Msgr. Joseph Prior

(See the readings for the Third Sunday of Lent, March 23)

Water is necessary for human life. Scientists tell us that 50 to 65 percent of the adult body consists of water. Water helps the body function. Lacking an adequate amount of water, the body will start to strain. The person in this state will experience a lack of energy, regular bodily functions will start to slow, and the ability to focus decreases. If the absence of water continues serious damage will occur.

Living in the United States we are so fortunate to have regular access to water. In other parts of the world the availability for safe drinking water is not as readily accessible. According to UNESCO six million to eight million people die each year from water related diseases and 780 million people (that is two-and-half times the population of the United States) lack access to clean water. The statistics remind of the great need we have for water. Water sustains life.

The Israelites experienced the need for water as they were traversing the Sinai peninsula. The lack of water led them to grumble to Moses: “Why did you ever make us leave Egypt? Was it just to have us die here of thirst with our children and our livestock?”

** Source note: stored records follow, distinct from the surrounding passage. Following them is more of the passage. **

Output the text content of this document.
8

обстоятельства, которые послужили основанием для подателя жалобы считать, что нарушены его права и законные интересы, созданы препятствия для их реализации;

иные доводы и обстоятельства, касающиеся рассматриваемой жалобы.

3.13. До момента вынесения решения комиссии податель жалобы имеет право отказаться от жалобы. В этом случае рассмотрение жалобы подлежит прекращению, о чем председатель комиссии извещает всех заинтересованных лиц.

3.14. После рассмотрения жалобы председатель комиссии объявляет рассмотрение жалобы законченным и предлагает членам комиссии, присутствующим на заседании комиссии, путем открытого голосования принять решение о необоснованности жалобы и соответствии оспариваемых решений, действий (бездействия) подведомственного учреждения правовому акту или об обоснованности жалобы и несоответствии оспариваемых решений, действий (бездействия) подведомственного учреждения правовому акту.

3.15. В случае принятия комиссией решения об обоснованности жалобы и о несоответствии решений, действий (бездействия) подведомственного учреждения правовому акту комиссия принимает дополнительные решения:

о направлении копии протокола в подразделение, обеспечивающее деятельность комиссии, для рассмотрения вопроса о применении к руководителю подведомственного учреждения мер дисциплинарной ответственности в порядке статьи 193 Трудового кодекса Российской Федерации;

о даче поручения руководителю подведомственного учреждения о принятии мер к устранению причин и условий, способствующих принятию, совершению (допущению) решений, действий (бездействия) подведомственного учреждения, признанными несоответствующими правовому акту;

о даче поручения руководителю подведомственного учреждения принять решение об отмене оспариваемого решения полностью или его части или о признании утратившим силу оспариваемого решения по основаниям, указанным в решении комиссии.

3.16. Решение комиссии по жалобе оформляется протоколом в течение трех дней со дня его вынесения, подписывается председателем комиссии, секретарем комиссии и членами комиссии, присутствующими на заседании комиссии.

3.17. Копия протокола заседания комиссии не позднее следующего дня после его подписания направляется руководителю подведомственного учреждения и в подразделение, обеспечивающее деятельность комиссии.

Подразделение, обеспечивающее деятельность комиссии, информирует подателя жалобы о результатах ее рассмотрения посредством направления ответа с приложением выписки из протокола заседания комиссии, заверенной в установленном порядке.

The people were in need of water and they were weakened by their thirst. Yet instead of turning to the Lord in their need, they complain. Instead of remembering their recent deliverance from slavery in Egypt to freedom, they forget the great deeds of the Lord and His mighty arm of freedom. Instead of remembering the power of the Lord over the waters, they forget that he was the one who led them through the Red Sea. So they grumble.

Yet the Lord in his compassionate love hears their grumbling and provides for them. When Moses strikes the rock with his staff, as instructed by the Lord, water comes forth for the people to drink. The incident is remembered in the later life of Israel. Psalm 94 refers to the hardness of heart reflected in the grumbling; a failure to recognize the Lord’s power and goodness. The psalmist extols us: “Today, listen to the voice of the Lord: Do not grow stubborn, as your fathers did in the wilderness, when at Meriba and Massah they challenged me and provoked me, although they had seen all my works. Forty years I endured that generation. I said, ‘They are a people whose hearts go astray and they do not know my ways.’”

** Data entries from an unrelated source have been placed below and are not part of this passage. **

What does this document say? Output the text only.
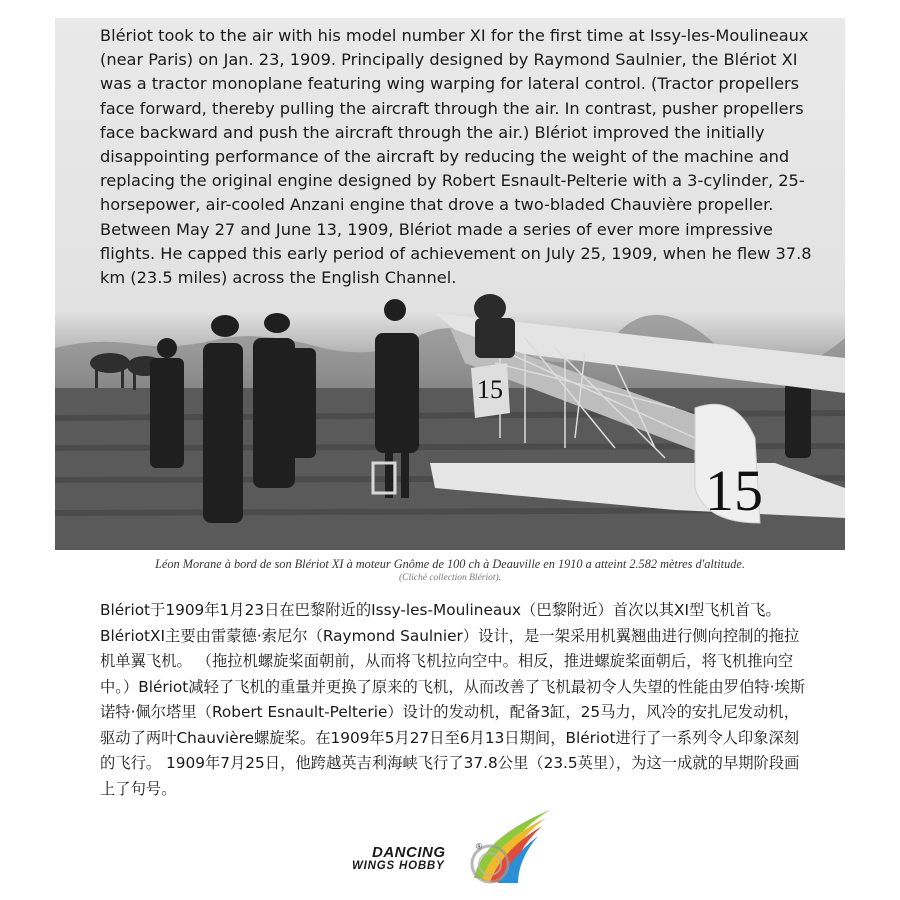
15
15

Blériot took to the air with his model number XI for the first time at Issy-les-Moulineaux (near Paris) on Jan. 23, 1909. Principally designed by Raymond Saulnier, the Blériot XI was a tractor monoplane featuring wing warping for lateral control. (Tractor propellers face forward, thereby pulling the aircraft through the air. In contrast, pusher propellers face backward and push the aircraft through the air.) Blériot improved the initially disappointing performance of the aircraft by reducing the weight of the machine and replacing the original engine designed by Robert Esnault-Pelterie with a 3-cylinder, 25-horsepower, air-cooled Anzani engine that drove a two-bladed Chauvière propeller. Between May 27 and June 13, 1909, Blériot made a series of ever more impressive flights. He capped this early period of achievement on July 25, 1909, when he flew 37.8 km (23.5 miles) across the English Channel.

Léon Morane à bord de son Blériot XI à moteur Gnôme de 100 ch à Deauville en 1910 a atteint 2.582 mètres d'altitude.
(Cliché collection Blériot).

Blériot于1909年1月23日在巴黎附近的Issy-les-Moulineaux（巴黎附近）首次以其XI型飞机首飞。BlériotXI主要由雷蒙德·索尼尔（Raymond Saulnier）设计，是一架采用机翼翘曲进行侧向控制的拖拉机单翼飞机。 （拖拉机螺旋桨面朝前，从而将飞机拉向空中。相反，推进螺旋桨面朝后，将飞机推向空中。）Blériot减轻了飞机的重量并更换了原来的飞机，从而改善了飞机最初令人失望的性能由罗伯特·埃斯诺特·佩尔塔里（Robert Esnault-Pelterie）设计的发动机，配备3缸，25马力，风冷的安扎尼发动机，驱动了两叶Chauvière螺旋桨。在1909年5月27日至6月13日期间，Blériot进行了一系列令人印象深刻的飞行。 1909年7月25日，他跨越英吉利海峡飞行了37.8公里（23.5英里），为这一成就的早期阶段画上了句号。

DANCING	®
WINGS HOBBY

Jesus also speaks of water as it relates to life. The Gospel account recalls how he is tired after the long journey to Sychar so he sits down near Jacob’s well. This sets the scene for the famous interaction with the Samaritan woman. Water plays an important part in the story. The woman is at the well to draw water. Jesus asks for a drink. The woman is surprised that Jesus would ask her for the drink. In the cultural milieu it would be considered unthinkable that Jesus would ask her for a drink.

Jesus then says: “If you knew the gift of God and who is saying to you, ‘Give me a drink,’ you would have asked him and he would have given you living water.’” The interaction continues. At first the woman thinks Jesus is speaking of the water that comes from the well in the ground. Soon she learns that the water of which he is speaking is something different. This “living” water will come forth from a well that will never run dry; it will always be available. Unlike water from the well, which provides life for the body, this water will spring up to provide eternal life. The woman is fully engaged in the dialogue with Jesus and is clearly interested in what Jesus offers.

As the conversation continues, the focus shifts to Jesus himself, the one who provides the living water. Central to understanding the connection between Jesus and the “living water” is the question of His identity. Who is this Jesus? Slowly the woman begins to realize who He is and what he offers. At first she identifies Jesus as a prophet, then as the Messiah, the Christ.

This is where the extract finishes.